Plataforma Quantidade Função 
Nauru 100D ISR Reconhecimento e designação de alvos 
Nauru 100D UCAV 27 Ataque coordenado e retorno para contêiner

O conceito possui alcance previsto entre 120 km e 340 km e permite: 

  • Lançamento simultâneo das aeronaves;  
  • Atuação integrada entre reconhecimento e ataque;  
  • Maior capacidade de saturação de alvos;  
  • Escalabilidade operacional;  
  • Flexibilidade para diferentes cenários táticos.  
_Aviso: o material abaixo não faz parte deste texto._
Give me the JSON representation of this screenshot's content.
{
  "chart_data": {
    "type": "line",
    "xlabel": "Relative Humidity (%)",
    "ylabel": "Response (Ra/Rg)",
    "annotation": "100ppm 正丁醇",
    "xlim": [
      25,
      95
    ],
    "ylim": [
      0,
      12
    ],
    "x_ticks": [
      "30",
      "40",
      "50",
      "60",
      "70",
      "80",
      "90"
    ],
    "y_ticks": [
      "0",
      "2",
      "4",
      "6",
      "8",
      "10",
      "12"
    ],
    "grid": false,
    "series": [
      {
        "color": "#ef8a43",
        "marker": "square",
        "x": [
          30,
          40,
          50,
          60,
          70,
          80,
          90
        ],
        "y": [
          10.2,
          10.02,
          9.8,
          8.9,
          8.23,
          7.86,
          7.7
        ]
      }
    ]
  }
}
Nauru 100D: o Aliado Invisível 

Base tecnológica de toda a demonstração, o Nauru 100D foi desenvolvido para missões de inteligência, vigilância, reconhecimento e aquisição de alvos. 
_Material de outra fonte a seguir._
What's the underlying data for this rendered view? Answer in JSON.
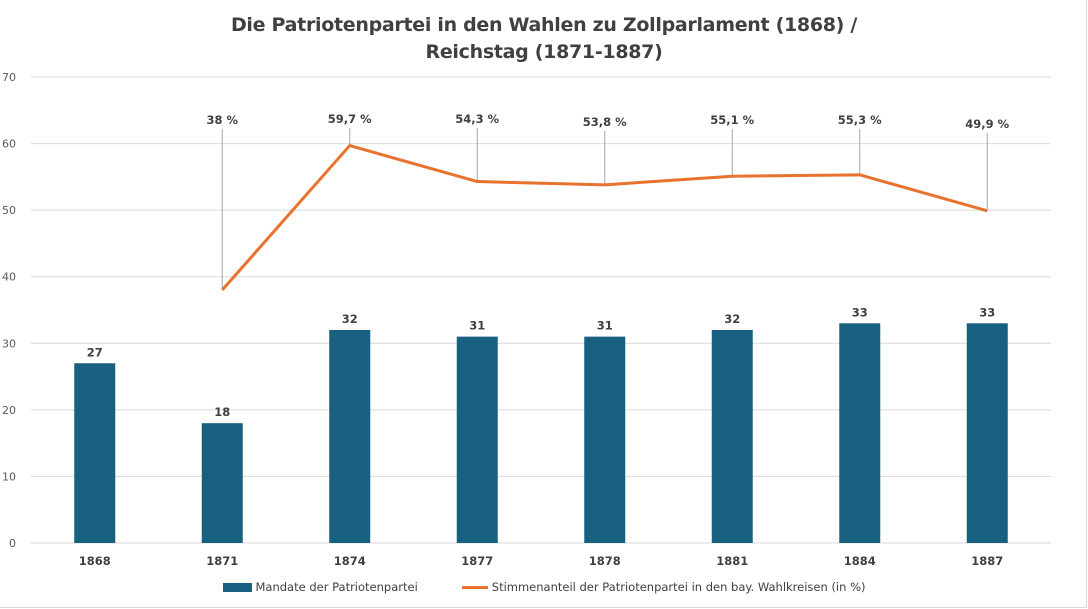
{
  "chart_data": {
    "type": "bar+line",
    "title_line1": "Die Patriotenpartei in den Wahlen zu Zollparlament (1868) /",
    "title_line2": "Reichstag (1871-1887)",
    "categories": [
      "1868",
      "1871",
      "1874",
      "1877",
      "1878",
      "1881",
      "1884",
      "1887"
    ],
    "ylim": [
      0,
      70
    ],
    "yticks": [
      0,
      10,
      20,
      30,
      40,
      50,
      60,
      70
    ],
    "grid": true,
    "legend_position": "bottom",
    "series": [
      {
        "name": "Mandate der Patriotenpartei",
        "type": "bar",
        "color": "#17607f",
        "values": [
          27,
          18,
          32,
          31,
          31,
          32,
          33,
          33
        ],
        "labels": [
          "27",
          "18",
          "32",
          "31",
          "31",
          "32",
          "33",
          "33"
        ]
      },
      {
        "name": "Stimmenanteil der Patriotenpartei in den bay. Wahlkreisen (in %)",
        "type": "line",
        "color": "#e8722e",
        "values": [
          null,
          38,
          59.7,
          54.3,
          53.8,
          55.1,
          55.3,
          49.9
        ],
        "labels": [
          null,
          "38 %",
          "59,7 %",
          "54,3 %",
          "53,8 %",
          "55,1 %",
          "55,3 %",
          "49,9 %"
        ]
      }
    ]
  }
}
Xmobots Vision: conheça a visão de futuro para a mobilidade aérea autônoma

Projetado para rápida mobilização em campo, o sistema combina portabilidade, operação silenciosa e avançadas capacidades de sensoriamento. 

Entre suas principais características estão: 

  • Até 6 horas de autonomia por missão (kit padrão com 3 baterias);  
  • Ativação em até 3 minutos;  
  • Operação diurna e noturna;  
  • Transmissão de imagens RGB e térmicas em tempo real;  
  • Rastreamento e geolocalização de alvos;  
  • Transporte em mochilas táticas;  
  • Estação portátil de comando e controle composta por dois tablets.  
Nauru 100D e estação de comando são transportadas em duas mochilas táticas
Dois tablets formam a estação de comando e controle para operação do Nauru 100D

Tecnologia nacional para a evolução das capacidades de Defesa 

A participação da Xmobots no Simpósio de Sistemas Não Tripulados da Força Terrestre reforça o avanço da indústria brasileira no desenvolvimento de soluções voltadas ao setor de Defesa. 

Ao apresentar conceitos que integram inteligência, vigilância, reconhecimento, aquisição de alvos, ataque de precisão e operações coordenadas em enxame, a empresa demonstra como sistemas não tripulados podem ampliar a eficiência, a flexibilidade e a capacidade de resposta das operações militares modernas.